Do You Take What An Employee Does Personally?
It’s a great question to ask yourself…”do you take what an employee does personally?” People are complex and their reactions to workplace situations indicate this complexity. People react to you because of their own beliefs, the atmosphere of the environment and your behavior.
What can you do as a manager…Get a Ph.D in Psychology? No, try to keep it simple.
How can you cut through the complexity of employee’s behaviors and create clear insights on how to handle their reactions? Read the steps below to help guide you in handling the day-to-day employee situations.
Step back and evaluate your own reaction. If you are not aware of your own thoughts and feelings, you can’t effectively handle the situation. As a matter of fact, you will add more to the complexity of the situation.
Take the time to become aware about how you feel about the employee:
- Do you like them or not,
- do you feel they are justified,
- are your tired of their chronic behaviors,
- did you just have another employee complaint and are tired of handling employee’s issues.
- …and ask yourself any other question that pops up as you evaluate your own reactions.
A list of questions is important because they stimulate your thoughts and help you uncover how you are reacting.
After assessing your response, ask yourself “how can I best step back and evaluate the situation?” Just keep asking this question because it provides you with the ability to diminish your personal reactions and add clarity to the situation.
Employees respond to you based on their own personal beliefs.

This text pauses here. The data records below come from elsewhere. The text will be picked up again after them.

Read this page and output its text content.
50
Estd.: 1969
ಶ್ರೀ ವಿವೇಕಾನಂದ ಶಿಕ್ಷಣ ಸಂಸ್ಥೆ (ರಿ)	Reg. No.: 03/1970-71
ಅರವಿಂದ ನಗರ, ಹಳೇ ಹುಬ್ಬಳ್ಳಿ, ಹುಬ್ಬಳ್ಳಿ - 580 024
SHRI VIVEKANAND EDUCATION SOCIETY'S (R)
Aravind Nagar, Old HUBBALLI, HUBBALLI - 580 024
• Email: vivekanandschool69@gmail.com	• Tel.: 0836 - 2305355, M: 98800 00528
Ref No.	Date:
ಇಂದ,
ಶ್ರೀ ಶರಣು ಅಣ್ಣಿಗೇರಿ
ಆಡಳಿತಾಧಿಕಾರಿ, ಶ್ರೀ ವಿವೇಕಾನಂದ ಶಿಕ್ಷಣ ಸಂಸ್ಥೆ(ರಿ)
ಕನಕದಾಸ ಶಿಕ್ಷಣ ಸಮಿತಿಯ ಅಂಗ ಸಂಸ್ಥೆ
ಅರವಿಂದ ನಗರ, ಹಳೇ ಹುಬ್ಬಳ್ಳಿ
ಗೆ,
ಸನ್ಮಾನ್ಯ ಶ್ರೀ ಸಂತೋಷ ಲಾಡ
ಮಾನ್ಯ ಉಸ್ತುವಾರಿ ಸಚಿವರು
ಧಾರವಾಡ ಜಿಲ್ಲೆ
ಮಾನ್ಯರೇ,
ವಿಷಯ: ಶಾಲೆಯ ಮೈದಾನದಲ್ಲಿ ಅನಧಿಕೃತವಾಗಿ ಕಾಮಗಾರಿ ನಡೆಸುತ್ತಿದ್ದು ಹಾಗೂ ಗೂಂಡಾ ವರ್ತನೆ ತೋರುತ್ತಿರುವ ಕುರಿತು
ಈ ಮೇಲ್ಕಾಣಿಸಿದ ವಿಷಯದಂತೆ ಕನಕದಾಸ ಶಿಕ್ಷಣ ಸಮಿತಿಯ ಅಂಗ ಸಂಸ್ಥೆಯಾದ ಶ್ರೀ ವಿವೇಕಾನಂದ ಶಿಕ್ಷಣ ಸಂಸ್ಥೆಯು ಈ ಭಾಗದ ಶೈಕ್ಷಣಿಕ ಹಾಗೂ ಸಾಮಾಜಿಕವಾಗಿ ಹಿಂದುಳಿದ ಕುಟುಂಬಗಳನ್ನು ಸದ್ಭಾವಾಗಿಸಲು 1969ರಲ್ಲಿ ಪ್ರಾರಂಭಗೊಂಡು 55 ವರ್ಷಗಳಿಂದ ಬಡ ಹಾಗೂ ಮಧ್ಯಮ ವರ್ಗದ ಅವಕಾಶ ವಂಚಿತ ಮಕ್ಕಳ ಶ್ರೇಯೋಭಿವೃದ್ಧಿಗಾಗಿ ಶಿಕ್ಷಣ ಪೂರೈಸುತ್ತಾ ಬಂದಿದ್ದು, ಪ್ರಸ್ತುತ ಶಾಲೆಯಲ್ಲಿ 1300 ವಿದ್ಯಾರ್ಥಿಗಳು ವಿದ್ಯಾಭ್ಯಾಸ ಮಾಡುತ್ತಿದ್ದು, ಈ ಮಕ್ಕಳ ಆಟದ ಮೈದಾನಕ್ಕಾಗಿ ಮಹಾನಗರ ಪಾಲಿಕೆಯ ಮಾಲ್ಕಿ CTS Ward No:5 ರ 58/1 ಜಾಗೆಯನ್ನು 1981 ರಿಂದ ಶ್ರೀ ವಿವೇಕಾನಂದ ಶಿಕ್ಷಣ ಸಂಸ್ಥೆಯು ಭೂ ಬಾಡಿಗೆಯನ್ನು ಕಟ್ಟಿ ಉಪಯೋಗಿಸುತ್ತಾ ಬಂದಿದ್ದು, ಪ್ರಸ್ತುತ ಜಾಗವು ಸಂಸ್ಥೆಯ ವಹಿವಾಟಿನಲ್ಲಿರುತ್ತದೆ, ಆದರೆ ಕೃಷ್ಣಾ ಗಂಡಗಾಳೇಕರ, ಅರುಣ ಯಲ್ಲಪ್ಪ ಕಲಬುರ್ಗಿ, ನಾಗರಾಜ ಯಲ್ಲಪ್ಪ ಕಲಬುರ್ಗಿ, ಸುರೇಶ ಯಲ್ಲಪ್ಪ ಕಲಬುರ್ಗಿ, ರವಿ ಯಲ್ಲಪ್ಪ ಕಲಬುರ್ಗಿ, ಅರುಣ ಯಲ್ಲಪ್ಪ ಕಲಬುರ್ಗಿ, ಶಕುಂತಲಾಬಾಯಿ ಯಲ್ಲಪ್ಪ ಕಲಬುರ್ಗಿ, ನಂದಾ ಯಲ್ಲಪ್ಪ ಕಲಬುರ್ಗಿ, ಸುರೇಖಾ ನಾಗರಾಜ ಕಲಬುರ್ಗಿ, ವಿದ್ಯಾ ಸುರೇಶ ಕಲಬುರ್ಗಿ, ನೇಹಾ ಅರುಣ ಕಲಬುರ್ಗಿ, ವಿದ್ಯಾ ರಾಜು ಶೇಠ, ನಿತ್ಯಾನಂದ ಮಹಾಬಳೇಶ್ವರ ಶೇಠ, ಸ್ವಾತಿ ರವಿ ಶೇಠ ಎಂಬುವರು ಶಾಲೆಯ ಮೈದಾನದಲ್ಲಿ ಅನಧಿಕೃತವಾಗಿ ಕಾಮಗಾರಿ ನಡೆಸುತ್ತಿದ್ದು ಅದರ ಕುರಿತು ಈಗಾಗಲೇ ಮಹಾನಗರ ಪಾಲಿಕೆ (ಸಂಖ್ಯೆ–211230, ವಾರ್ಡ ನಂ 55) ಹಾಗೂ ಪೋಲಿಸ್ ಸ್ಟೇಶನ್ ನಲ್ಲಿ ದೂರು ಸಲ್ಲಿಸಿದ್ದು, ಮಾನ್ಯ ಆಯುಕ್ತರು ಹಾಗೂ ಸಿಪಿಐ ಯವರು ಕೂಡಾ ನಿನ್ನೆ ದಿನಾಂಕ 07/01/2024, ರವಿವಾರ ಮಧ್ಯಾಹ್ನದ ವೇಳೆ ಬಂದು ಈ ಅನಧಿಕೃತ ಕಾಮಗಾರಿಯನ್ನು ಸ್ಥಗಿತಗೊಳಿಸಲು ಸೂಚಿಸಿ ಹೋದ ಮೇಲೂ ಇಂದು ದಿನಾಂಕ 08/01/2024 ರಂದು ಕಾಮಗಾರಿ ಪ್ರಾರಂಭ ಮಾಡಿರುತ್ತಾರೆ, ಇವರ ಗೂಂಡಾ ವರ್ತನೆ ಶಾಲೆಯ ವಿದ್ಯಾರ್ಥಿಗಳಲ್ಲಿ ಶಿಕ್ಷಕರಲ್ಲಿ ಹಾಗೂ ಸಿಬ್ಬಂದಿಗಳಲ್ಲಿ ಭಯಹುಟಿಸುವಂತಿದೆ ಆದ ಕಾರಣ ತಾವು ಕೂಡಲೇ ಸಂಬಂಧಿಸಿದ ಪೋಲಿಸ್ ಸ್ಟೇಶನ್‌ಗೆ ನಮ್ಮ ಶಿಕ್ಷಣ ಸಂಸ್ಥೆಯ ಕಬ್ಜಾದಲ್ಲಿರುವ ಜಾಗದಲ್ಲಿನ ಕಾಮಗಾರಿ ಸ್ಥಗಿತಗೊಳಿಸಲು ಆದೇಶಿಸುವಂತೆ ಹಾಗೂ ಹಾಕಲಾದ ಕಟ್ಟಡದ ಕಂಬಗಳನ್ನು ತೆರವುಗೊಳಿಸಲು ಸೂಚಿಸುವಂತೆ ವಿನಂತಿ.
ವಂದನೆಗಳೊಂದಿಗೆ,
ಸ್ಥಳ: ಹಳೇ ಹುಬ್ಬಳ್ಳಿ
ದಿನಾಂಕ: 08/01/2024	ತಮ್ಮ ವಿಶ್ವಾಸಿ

How they interact with the environment either enhances their performance or decreases their effectiveness. Just keeping asking, “How can I best step back and evaluate the situation.”
You will never handle ‘any’ situation in the workplace perfectly and that’s a realization that you will need to own immediately. The question above asked, “How can I best….” and the word “best” is the important word. You can only do your best in the moment. If you are willing to let go of controlling the situation and instead replacing your intention with understanding what is occurring, it will enhance your ability to do your best.
What can you do to understand the motivation of an employee’s behavior? I find that the best way is to ask the employee “what is bothering you?” Even though you provide a place for an open dialogue with the employee doesn’t mean you have to fix everything. What it offers is the opportunity for you to understand the employee and to work with the employee to help them solve the issue.
You could be part of the problem, but you are not the entire problem. The employee’s reaction to you is also part of the mix that needs to be addressed. Doing your best in the situation is being open to how you can change and allowing the employee to be open to the possibility of change for them.
If an employee resists the opportunity to have an open discussion, then you will need to let go of the need to control them. Instead, provide for them a clear statement of direction — you are available to provide support to them, but they are responsible for handling their reactions to a workplace situation. Your responsibility is learning to handle your own reactions to the employee.
I’ve been a manager for many years and I know that these three steps sound too easy for the daily interactions that you face each day. They are not easy to do– because you need to own your thoughts and feelings and take responsibility for how you handle the workplace situation. What these 3 simple steps provide are tools to follow to enhance your own ability to deal with workplace issues that regularly surface.